Curiosity wiggles wheels ahead of first drive on Mars

Curiosity wiggles wheels ahead of first drive on Mars

Curiosity wiggles wheels ahead of first drive on Mars

Curiosity rover has wiggled its four corner wheels to prepare for its first drive on Mars, NASA's Jet Propulsion Laboratory (JPL) in Pasadena, California announced.

JPL said the six-wheeled rover wiggled its four corner wheels side to side for the first time on Mars Tuesday as a test of the steering actuators on those wheels. This was critical preparation for Curiosity's first drive on Mars, reported Xinhua.

"We wanted to test the steering, because otherwise we would be driving in whatever direction we landed in," Curiosity Mission Manager Michael Watkins of JPL explained during a teleconference Tuesday.

Watkins said the commands will be sent up Tuesday night for a drive of just a few metres, incorporating a turn to the right and a backing-up manoeuvre. That initial movement should occur "in the middle of the night our time" and last about half-hour, he said.

The six-wheeled rover has a versatile steering system, with two front and two rear wheels that can be independently twisted so much that the car-sized, one-tonne vehicle pirouettes in place.
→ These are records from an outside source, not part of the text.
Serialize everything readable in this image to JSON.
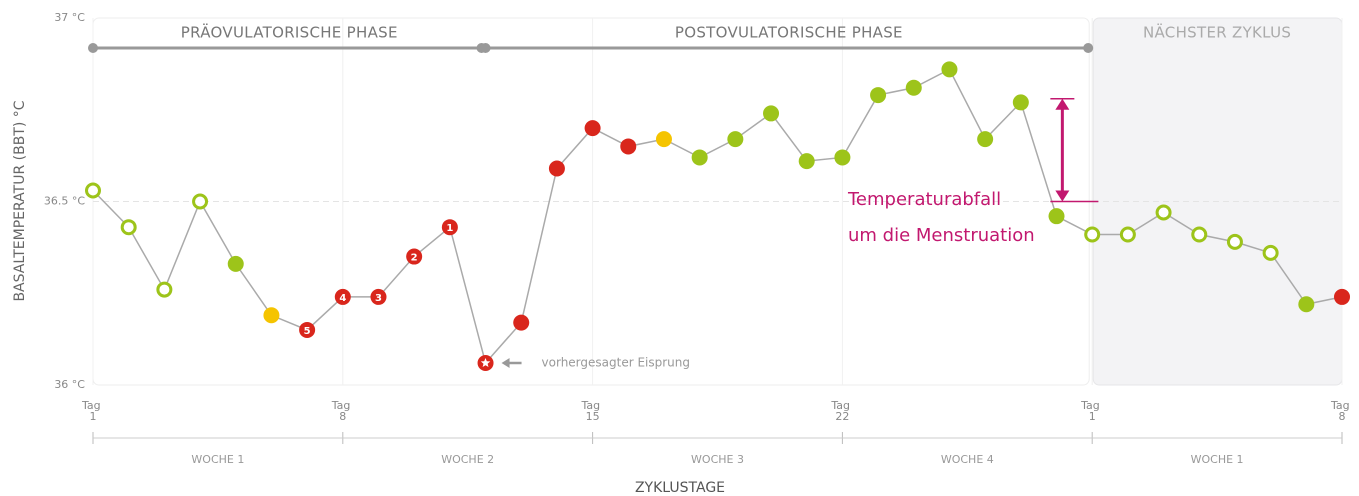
{
  "chart_data": {
    "type": "line",
    "y_label": "BASALTEMPERATUR (BBT) °C",
    "x_label": "ZYKLUSTAGE",
    "x": [
      1,
      2,
      3,
      4,
      5,
      6,
      7,
      8,
      9,
      10,
      11,
      12,
      13,
      14,
      15,
      16,
      17,
      18,
      19,
      20,
      21,
      22,
      23,
      24,
      25,
      26,
      27,
      28,
      29,
      30,
      31,
      32,
      33,
      34,
      35,
      36
    ],
    "series": [
      {
        "color": "#aaaaaa",
        "values": [
          36.53,
          36.43,
          36.26,
          36.5,
          36.33,
          36.19,
          36.15,
          36.24,
          36.24,
          36.35,
          36.43,
          36.06,
          36.17,
          36.59,
          36.7,
          36.65,
          36.67,
          36.62,
          36.67,
          36.74,
          36.61,
          36.62,
          36.79,
          36.81,
          36.86,
          36.67,
          36.77,
          36.46,
          36.41,
          36.41,
          36.47,
          36.41,
          36.39,
          36.36,
          36.22,
          36.24
        ],
        "point_colors": [
          "#9dc41a",
          "#9dc41a",
          "#9dc41a",
          "#9dc41a",
          "#9dc41a",
          "#f5c400",
          "#d9261c",
          "#d9261c",
          "#d9261c",
          "#d9261c",
          "#d9261c",
          "#d9261c",
          "#d9261c",
          "#d9261c",
          "#d9261c",
          "#d9261c",
          "#f5c400",
          "#9dc41a",
          "#9dc41a",
          "#9dc41a",
          "#9dc41a",
          "#9dc41a",
          "#9dc41a",
          "#9dc41a",
          "#9dc41a",
          "#9dc41a",
          "#9dc41a",
          "#9dc41a",
          "#9dc41a",
          "#9dc41a",
          "#9dc41a",
          "#9dc41a",
          "#9dc41a",
          "#9dc41a",
          "#9dc41a",
          "#d9261c"
        ],
        "point_styles": [
          "hollow",
          "hollow",
          "hollow",
          "hollow",
          "filled",
          "filled",
          "filled",
          "filled",
          "filled",
          "filled",
          "filled",
          "star",
          "filled",
          "filled",
          "filled",
          "filled",
          "filled",
          "filled",
          "filled",
          "filled",
          "filled",
          "filled",
          "filled",
          "filled",
          "filled",
          "filled",
          "filled",
          "filled",
          "hollow",
          "hollow",
          "hollow",
          "hollow",
          "hollow",
          "hollow",
          "filled",
          "filled"
        ],
        "point_labels": [
          null,
          null,
          null,
          null,
          null,
          null,
          "5",
          "4",
          "3",
          "2",
          "1",
          null,
          null,
          null,
          null,
          null,
          null,
          null,
          null,
          null,
          null,
          null,
          null,
          null,
          null,
          null,
          null,
          null,
          null,
          null,
          null,
          null,
          null,
          null,
          null,
          null
        ]
      }
    ],
    "xlim": [
      1,
      36
    ],
    "ylim": [
      36,
      37
    ],
    "yticks": [
      {
        "value": 36,
        "label": "36 °C"
      },
      {
        "value": 36.5,
        "label": "36.5 °C"
      },
      {
        "value": 37,
        "label": "37 °C"
      }
    ],
    "xticks": [
      {
        "value": 1,
        "label": "Tag 1"
      },
      {
        "value": 8,
        "label": "Tag 8"
      },
      {
        "value": 15,
        "label": "Tag 15"
      },
      {
        "value": 22,
        "label": "Tag 22"
      },
      {
        "value": 29,
        "label": "Tag 1"
      },
      {
        "value": 36,
        "label": "Tag 8"
      }
    ],
    "phases": [
      {
        "label": "PRÄOVULATORISCHE PHASE",
        "start": 1,
        "end": 12
      },
      {
        "label": "POSTOVULATORISCHE PHASE",
        "start": 12,
        "end": 29
      },
      {
        "label": "NÄCHSTER ZYKLUS",
        "start": 29,
        "end": 36
      }
    ],
    "weeks": [
      {
        "label": "WOCHE 1",
        "start": 1,
        "end": 8
      },
      {
        "label": "WOCHE 2",
        "start": 8,
        "end": 15
      },
      {
        "label": "WOCHE 3",
        "start": 15,
        "end": 22
      },
      {
        "label": "WOCHE 4",
        "start": 22,
        "end": 29
      },
      {
        "label": "WOCHE 1",
        "start": 29,
        "end": 36
      }
    ],
    "annotations": {
      "ovulation": {
        "text": "vorhergesagter Eisprung",
        "x": 12,
        "y": 36.06
      },
      "drop": {
        "lines": [
          "Temperaturabfall",
          "um die Menstruation"
        ],
        "from": 36.78,
        "to": 36.5
      }
    }
  }
}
The two middle wheels can push as well, but they are not built for turning. Each wheel measures 20 inches in diameter, which is about the size of an automotive tyre, according to JPL.

Successful driving is the key to Curiosity's two-year, $2.5 billion mission, because its ultimate goal is to reach the flanks of a 3-mile-high mountain within the crater, known as Aeolis Mons or Mount Sharp, which is about 20 km away, Watkins said.

Once the rover is fully into its drive mode, it's expected to trek up to the length of a football field in a day.

Curiosity's first destination is an intersection of three geological formations about a quarter-mile from the landing site, known as Glenelg, according to JPL.

The rover is due to spend the next couple of months checking out that area, and then it will turn its wheels toward Mount Sharp. That's where scientists expect to read the geological history of Mars over the course of billions of years, as recorded in the layers of rock going up the mountainside.

Those readings could show how habitable the planet might have been at different epochs, JPL said.